The privacy and the security of your information is our highest priority and we continually assess our procedures and policies and seek the best methods to secure information. The work on adding two-factor authentication to MyHeritage is completed and you can read the full explanation about this feature here.

In addition to that, I have carried out a search within our system, and I was not able to locate an account using your email address: **********************************

If you had an account using this email address and the account was deleted, we currently do not retain any information from your registered account and therefore, I cannot provide you with any information regarding it as it no longer exists.

However, if you registered to MyHeritage using another email address, please let me know with which so I will be able to locate it. In addition to that, as an extra security measure, if you still have access to this email address would you please be so kind to send us an email using that address?

If you run into any further issues, by all means, please don’t hesitate to reply. I’m here for you.

MyHeritage Support team

Maybe I deleted my account too soon, unfortunately giving them a easy out. I should have done the GDPR request then deleted my account afterwards! I was looking forward seeing proof the account was a shadow profile

Shadow profiles and my Heritage security breach

Shadow profile

I received a email from have have I been pwned that my email address and password had been exposed in breach from My Heritage.  Most breaches are somewhat worry-some but as I don’t use the same passwords because I have a password manager with lengthy random passwords; its less of a problem.

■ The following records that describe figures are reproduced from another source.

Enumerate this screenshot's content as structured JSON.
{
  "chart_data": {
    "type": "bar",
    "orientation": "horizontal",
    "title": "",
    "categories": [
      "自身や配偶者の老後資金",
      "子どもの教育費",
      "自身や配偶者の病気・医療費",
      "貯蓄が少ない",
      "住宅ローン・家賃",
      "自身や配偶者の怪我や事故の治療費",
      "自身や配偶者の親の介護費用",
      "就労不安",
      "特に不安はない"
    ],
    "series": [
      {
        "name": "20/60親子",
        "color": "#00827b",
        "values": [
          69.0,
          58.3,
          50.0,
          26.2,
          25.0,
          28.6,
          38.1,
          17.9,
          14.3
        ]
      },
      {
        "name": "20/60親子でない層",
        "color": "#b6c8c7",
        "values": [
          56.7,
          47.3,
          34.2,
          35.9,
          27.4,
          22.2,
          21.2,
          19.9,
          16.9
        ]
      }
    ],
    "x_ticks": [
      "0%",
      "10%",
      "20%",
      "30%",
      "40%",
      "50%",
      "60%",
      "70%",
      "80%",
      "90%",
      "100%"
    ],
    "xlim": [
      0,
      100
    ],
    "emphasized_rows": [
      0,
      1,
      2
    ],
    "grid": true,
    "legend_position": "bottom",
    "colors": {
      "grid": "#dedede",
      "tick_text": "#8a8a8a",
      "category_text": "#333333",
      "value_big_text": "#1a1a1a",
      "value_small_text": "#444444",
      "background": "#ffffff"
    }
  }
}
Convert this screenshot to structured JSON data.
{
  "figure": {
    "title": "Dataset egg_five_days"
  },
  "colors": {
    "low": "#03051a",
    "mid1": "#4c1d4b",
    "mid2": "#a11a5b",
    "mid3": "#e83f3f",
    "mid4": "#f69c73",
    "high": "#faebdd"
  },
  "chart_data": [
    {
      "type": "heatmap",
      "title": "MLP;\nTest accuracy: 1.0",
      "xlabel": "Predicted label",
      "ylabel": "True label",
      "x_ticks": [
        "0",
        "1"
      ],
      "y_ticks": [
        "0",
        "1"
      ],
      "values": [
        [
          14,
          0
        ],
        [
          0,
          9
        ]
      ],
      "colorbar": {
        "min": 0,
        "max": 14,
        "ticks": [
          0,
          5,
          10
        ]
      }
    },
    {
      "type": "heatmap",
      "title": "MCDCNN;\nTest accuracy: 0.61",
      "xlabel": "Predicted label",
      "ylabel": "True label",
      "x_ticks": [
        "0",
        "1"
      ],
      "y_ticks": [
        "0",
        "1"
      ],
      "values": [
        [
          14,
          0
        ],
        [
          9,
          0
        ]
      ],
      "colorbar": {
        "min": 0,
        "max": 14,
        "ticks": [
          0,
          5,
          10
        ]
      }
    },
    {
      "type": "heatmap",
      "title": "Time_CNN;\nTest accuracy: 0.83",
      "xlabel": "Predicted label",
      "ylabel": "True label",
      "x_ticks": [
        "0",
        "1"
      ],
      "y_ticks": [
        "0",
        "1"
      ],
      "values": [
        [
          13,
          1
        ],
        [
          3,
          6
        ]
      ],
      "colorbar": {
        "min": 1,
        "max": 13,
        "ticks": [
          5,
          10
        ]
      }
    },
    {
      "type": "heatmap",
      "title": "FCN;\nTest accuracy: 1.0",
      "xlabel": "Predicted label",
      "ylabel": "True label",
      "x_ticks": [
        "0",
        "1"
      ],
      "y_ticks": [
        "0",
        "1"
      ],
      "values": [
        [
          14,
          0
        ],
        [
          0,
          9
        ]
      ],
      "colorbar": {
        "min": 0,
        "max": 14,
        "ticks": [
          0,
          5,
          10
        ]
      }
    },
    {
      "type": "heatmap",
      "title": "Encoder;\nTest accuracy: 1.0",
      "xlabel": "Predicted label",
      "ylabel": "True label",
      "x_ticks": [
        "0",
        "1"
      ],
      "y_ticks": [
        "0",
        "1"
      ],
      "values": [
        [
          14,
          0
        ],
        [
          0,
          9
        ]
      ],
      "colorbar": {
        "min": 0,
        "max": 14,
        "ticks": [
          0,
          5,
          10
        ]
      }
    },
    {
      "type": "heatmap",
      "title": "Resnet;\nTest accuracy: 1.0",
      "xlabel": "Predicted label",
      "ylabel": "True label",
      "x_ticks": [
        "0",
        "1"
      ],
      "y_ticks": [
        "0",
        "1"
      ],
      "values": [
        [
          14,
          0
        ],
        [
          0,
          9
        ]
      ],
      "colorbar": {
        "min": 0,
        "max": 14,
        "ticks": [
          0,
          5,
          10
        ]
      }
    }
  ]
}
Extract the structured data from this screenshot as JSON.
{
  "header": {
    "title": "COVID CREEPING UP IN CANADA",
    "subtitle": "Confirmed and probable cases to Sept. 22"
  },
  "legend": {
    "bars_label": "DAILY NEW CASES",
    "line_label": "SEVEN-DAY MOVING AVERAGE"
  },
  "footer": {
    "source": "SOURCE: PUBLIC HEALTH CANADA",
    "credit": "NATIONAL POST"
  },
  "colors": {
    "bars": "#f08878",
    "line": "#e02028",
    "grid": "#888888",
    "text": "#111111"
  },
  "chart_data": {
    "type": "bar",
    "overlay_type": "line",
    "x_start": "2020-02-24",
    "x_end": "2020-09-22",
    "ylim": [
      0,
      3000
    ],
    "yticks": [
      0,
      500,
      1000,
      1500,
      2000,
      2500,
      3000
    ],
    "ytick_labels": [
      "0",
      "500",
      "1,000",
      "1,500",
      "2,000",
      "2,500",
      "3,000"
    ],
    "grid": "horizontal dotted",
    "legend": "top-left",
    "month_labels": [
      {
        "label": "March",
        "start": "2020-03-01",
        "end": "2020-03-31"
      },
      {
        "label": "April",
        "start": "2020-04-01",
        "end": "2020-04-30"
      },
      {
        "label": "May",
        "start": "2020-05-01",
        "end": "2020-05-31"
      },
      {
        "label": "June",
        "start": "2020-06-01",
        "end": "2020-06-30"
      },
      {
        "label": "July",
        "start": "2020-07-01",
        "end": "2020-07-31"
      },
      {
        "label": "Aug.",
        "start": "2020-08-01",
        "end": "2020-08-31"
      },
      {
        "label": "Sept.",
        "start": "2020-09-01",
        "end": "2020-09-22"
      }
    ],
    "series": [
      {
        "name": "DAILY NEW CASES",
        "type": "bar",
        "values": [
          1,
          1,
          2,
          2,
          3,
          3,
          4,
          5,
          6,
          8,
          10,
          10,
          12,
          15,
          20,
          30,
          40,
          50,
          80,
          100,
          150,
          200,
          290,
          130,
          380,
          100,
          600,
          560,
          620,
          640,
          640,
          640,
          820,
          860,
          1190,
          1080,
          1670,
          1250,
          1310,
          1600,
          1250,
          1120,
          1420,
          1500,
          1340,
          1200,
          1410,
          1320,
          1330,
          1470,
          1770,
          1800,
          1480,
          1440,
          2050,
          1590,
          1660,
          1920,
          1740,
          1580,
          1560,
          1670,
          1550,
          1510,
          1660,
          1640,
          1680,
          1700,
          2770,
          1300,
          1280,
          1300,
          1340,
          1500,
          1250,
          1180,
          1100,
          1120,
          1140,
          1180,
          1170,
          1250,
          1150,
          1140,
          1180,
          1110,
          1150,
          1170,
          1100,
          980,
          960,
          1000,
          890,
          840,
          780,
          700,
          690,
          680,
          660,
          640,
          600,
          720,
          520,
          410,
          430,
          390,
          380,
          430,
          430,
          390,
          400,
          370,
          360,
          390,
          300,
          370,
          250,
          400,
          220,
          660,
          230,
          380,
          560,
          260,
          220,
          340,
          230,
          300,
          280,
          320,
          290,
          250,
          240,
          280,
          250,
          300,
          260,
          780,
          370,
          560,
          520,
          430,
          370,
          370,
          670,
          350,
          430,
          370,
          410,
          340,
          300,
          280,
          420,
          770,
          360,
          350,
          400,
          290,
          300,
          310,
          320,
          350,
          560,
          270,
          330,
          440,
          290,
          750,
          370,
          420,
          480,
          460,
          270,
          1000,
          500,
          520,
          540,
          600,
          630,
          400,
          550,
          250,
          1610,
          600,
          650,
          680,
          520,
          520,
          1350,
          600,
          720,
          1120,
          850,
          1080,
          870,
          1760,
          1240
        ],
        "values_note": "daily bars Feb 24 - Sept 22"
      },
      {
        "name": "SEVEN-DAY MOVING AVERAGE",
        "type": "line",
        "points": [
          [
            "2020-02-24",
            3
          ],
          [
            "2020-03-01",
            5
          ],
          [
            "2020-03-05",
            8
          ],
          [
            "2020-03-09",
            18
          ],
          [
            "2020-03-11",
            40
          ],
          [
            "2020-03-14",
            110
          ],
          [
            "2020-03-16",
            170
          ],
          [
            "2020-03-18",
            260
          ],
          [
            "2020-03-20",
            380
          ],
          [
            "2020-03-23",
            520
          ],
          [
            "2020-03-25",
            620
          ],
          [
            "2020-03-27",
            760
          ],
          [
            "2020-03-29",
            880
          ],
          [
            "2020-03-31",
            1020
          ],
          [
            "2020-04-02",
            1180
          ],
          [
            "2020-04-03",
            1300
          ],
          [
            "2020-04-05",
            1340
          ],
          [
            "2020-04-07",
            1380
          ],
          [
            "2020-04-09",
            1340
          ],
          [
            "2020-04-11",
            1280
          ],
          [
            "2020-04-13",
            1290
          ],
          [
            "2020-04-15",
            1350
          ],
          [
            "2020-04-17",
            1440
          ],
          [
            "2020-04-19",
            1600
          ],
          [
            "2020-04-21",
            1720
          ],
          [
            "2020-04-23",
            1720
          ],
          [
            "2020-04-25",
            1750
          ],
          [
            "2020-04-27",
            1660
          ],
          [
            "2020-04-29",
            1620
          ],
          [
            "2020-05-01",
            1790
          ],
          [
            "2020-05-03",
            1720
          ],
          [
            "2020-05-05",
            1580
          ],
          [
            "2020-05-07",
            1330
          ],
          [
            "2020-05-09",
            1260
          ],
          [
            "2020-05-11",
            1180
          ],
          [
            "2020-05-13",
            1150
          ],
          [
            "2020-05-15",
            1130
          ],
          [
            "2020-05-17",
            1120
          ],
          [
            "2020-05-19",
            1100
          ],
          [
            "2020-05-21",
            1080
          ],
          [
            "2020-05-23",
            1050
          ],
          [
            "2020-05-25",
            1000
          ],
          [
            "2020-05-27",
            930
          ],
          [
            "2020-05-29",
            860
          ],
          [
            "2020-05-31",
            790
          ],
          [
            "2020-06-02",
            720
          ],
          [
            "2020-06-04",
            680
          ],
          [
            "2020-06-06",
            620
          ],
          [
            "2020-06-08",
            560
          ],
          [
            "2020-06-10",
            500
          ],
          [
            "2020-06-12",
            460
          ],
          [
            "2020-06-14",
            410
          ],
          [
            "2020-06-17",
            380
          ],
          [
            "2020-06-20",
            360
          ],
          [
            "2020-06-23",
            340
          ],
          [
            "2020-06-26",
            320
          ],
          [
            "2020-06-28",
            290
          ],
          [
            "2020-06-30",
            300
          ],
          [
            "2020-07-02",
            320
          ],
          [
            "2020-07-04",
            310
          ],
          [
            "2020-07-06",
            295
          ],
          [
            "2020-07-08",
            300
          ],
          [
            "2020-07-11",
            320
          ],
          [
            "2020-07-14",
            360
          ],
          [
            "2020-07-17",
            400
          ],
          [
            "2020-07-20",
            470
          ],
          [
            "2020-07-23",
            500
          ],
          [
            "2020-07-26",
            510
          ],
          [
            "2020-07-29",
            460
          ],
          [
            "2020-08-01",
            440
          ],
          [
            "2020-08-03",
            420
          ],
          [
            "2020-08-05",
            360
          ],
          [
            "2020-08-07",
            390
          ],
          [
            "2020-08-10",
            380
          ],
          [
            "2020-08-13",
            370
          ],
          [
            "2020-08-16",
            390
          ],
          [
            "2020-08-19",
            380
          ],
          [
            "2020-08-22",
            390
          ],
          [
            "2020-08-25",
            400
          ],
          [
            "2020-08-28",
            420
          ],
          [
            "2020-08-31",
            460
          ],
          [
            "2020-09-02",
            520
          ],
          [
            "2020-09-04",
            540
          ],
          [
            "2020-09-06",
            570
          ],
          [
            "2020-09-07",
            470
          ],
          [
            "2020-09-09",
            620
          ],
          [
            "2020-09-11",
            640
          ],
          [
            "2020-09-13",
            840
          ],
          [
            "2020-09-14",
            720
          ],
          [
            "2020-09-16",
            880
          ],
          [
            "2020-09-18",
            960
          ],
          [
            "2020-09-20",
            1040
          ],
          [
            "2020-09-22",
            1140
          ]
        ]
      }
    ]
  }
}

MyHeritage Statement About a Cybersecurity Incident

What was shocking about the myheritage breach for me, was that I have never logged in to or used myheritage ever. If I had an account, I would have an entry in my password manager. To confirm this I have requested my data via GDPR.

I believe a member of my large family entered my email address and then added details about me into myheritage, therefore creating a shadow profile for me to log into. It makes sense, as others in the family can fill in details they have for me. So the password which was leaked isn’t even set by me, but rather auto generated by myhertiage? The only way I could get access to the account was via a password reset. Once in I deleted my account straight away, but I thought about it some more.

The leaked/breached password and login would give the buyer access to any information my family member entered including date of birth, relationships with other members of the family, etc.

If I’m right this is deeply troubling and a worrying precedent!